You are at especially high risk of vitamin D deficiency-related osteoporosis if you are predisposed to vitamin D deficiency. There is one exception when comparing the risks of vitamin D deficiency and osteoporosis. Although people of African descent living in higher latitudes are at higher risk of vitamin D deficiency because their bodies don’t convert sunlight into vitamin D as easily as races with fairer skin, they do not appear to be at a higher risk of osteoporosis than those with fairer skin. The reason for this is that people of African genetic lineage tend to start with 9 percent to 15 percent denser bones than Caucasian people. However, chronic vitamin D deficiency will overcome this natural protection and cause African Americans to suffer increased loss of bone density and risk of fracture.
An indication of the importance of vitamin D on the bone density of seniors was found in a study my colleagues and I did of senior citizens living in Maine, which showed that they lost 3 percent to 4 percent of their bone mass in the fall and winter and regained it in the spring and summer months. Obviously, the most serious problem associated with osteoporosis is fractures. As noted previously, osteoporosis is responsible for 1.5 million fractures each year, most notably fractures of the vertebrae (causing the hunched appearance often seen in elderly women and painful sciatica due to nerve compression in the lower back), ribs, wrists, and hips. Hip fractures tend to be crippling and are sometimes fatal.
Osteoporosis-related fractures are more common during the winter months, when muscles tend to be weaker and there’s an increased risk of falling. Unless a person remains active during the winter months, thus keeping up muscle mass and bone strength, there’s a greater likelihood of falling and breaking bones. A
vitamin D deficiency could worsen the situation, since UVB-absent winter months require adequate storage of vitamin D for use and vitamin D supplementation.
Because there is no pain until a fracture occurs, osteoporosis is known as the silent threat. Numerous studies have shown that vitamin D—usually in conjunction with calcium—is an effective treatment for increasing or maintaining bone density and preventing fractures associated with osteoporosis.
Finnish researchers found that 341 elderly people (mostly women ages seventy-five and older) who were given vitamin D injections experienced fewer fractures than 458 people who did not receive the supplements.
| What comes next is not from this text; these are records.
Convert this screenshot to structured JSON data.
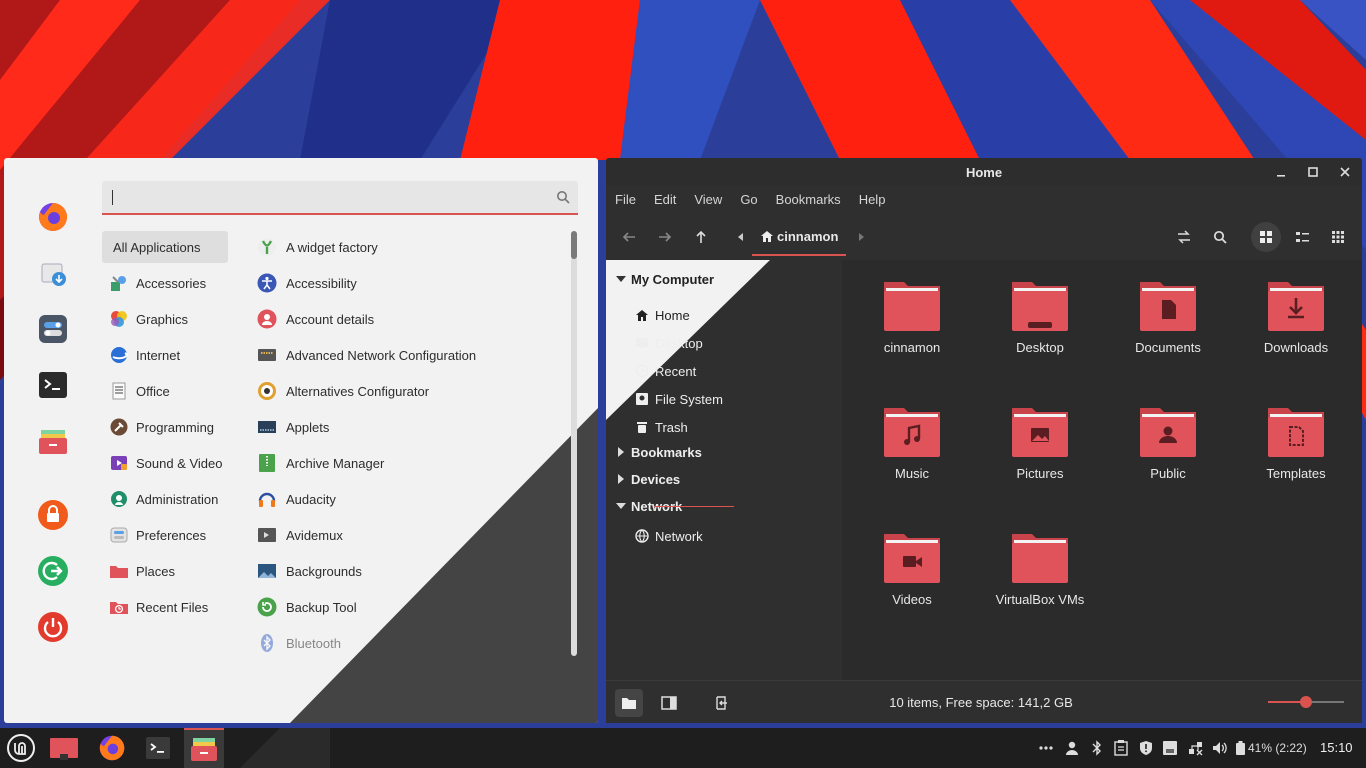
{
  "colors": {
    "accent": "#d9534f",
    "folder": "#e0535a",
    "menu_bg": "#f2f2f2",
    "dark_bg": "#2f2f2f",
    "panel_bg": "#1e1e1e"
  },
  "menu": {
    "favorites": [
      "firefox-icon",
      "software-installer-icon",
      "settings-toggle-icon",
      "terminal-icon",
      "file-manager-icon",
      "lock-screen-icon",
      "logout-icon",
      "power-icon"
    ],
    "search": {
      "value": "",
      "placeholder": ""
    },
    "categories": [
      {
        "label": "All Applications",
        "icon": "none",
        "active": true
      },
      {
        "label": "Accessories",
        "icon": "accessories-icon"
      },
      {
        "label": "Graphics",
        "icon": "graphics-icon"
      },
      {
        "label": "Internet",
        "icon": "internet-icon"
      },
      {
        "label": "Office",
        "icon": "office-icon"
      },
      {
        "label": "Programming",
        "icon": "programming-icon"
      },
      {
        "label": "Sound & Video",
        "icon": "sound-video-icon"
      },
      {
        "label": "Administration",
        "icon": "administration-icon"
      },
      {
        "label": "Preferences",
        "icon": "preferences-icon"
      },
      {
        "label": "Places",
        "icon": "places-icon"
      },
      {
        "label": "Recent Files",
        "icon": "recent-files-icon"
      }
    ],
    "apps": [
      {
        "label": "A widget factory",
        "icon": "widget-factory-icon"
      },
      {
        "label": "Accessibility",
        "icon": "accessibility-icon"
      },
      {
        "label": "Account details",
        "icon": "account-icon"
      },
      {
        "label": "Advanced Network Configuration",
        "icon": "network-config-icon"
      },
      {
        "label": "Alternatives Configurator",
        "icon": "alternatives-icon"
      },
      {
        "label": "Applets",
        "icon": "applets-icon"
      },
      {
        "label": "Archive Manager",
        "icon": "archive-icon"
      },
      {
        "label": "Audacity",
        "icon": "audacity-icon"
      },
      {
        "label": "Avidemux",
        "icon": "avidemux-icon"
      },
      {
        "label": "Backgrounds",
        "icon": "backgrounds-icon"
      },
      {
        "label": "Backup Tool",
        "icon": "backup-icon"
      },
      {
        "label": "Bluetooth",
        "icon": "bluetooth-icon",
        "faded": true
      }
    ]
  },
  "file_manager": {
    "title": "Home",
    "menubar": [
      "File",
      "Edit",
      "View",
      "Go",
      "Bookmarks",
      "Help"
    ],
    "breadcrumb": "cinnamon",
    "sidebar": {
      "my_computer": "My Computer",
      "my_computer_items": [
        {
          "label": "Home",
          "icon": "home-icon"
        },
        {
          "label": "Desktop",
          "icon": "desktop-icon"
        },
        {
          "label": "Recent",
          "icon": "recent-icon"
        },
        {
          "label": "File System",
          "icon": "drive-icon"
        },
        {
          "label": "Trash",
          "icon": "trash-icon"
        }
      ],
      "bookmarks": "Bookmarks",
      "devices": "Devices",
      "network": "Network",
      "network_items": [
        {
          "label": "Network",
          "icon": "network-icon"
        }
      ]
    },
    "folders": [
      {
        "label": "cinnamon",
        "emblem": "none"
      },
      {
        "label": "Desktop",
        "emblem": "desktop"
      },
      {
        "label": "Documents",
        "emblem": "document"
      },
      {
        "label": "Downloads",
        "emblem": "download"
      },
      {
        "label": "Music",
        "emblem": "music"
      },
      {
        "label": "Pictures",
        "emblem": "picture"
      },
      {
        "label": "Public",
        "emblem": "person"
      },
      {
        "label": "Templates",
        "emblem": "template"
      },
      {
        "label": "Videos",
        "emblem": "video"
      },
      {
        "label": "VirtualBox VMs",
        "emblem": "none"
      }
    ],
    "status": "10 items, Free space: 141,2 GB",
    "zoom_level": 0.5
  },
  "panel": {
    "launchers": [
      "mint-menu-icon",
      "show-desktop-icon",
      "firefox-icon",
      "terminal-icon",
      "file-manager-icon"
    ],
    "tray": [
      "more-icon",
      "user-icon",
      "bluetooth-icon",
      "clipboard-icon",
      "update-shield-icon",
      "notes-icon",
      "network-off-icon",
      "volume-icon"
    ],
    "battery": "41% (2:22)",
    "clock": "15:10"
  }
}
A French study of 3,270 elderly women showed 43 percent fewer hip fractures in participants who were given an 800 IU vitamin D supplement every day and 800 milligrams of calcium than in those participants who were given a placebo. A study of a less high-risk group was done by Dr. Bess Dawson-Hughes and her colleagues in the Boston area when 391 men and women ages sixty-five and older were given either a 700 IU vitamin D supplement or a placebo. The results showed that the participants who were given the supplement sustained half as many fractures as the placebo group and experienced significant bone density increases.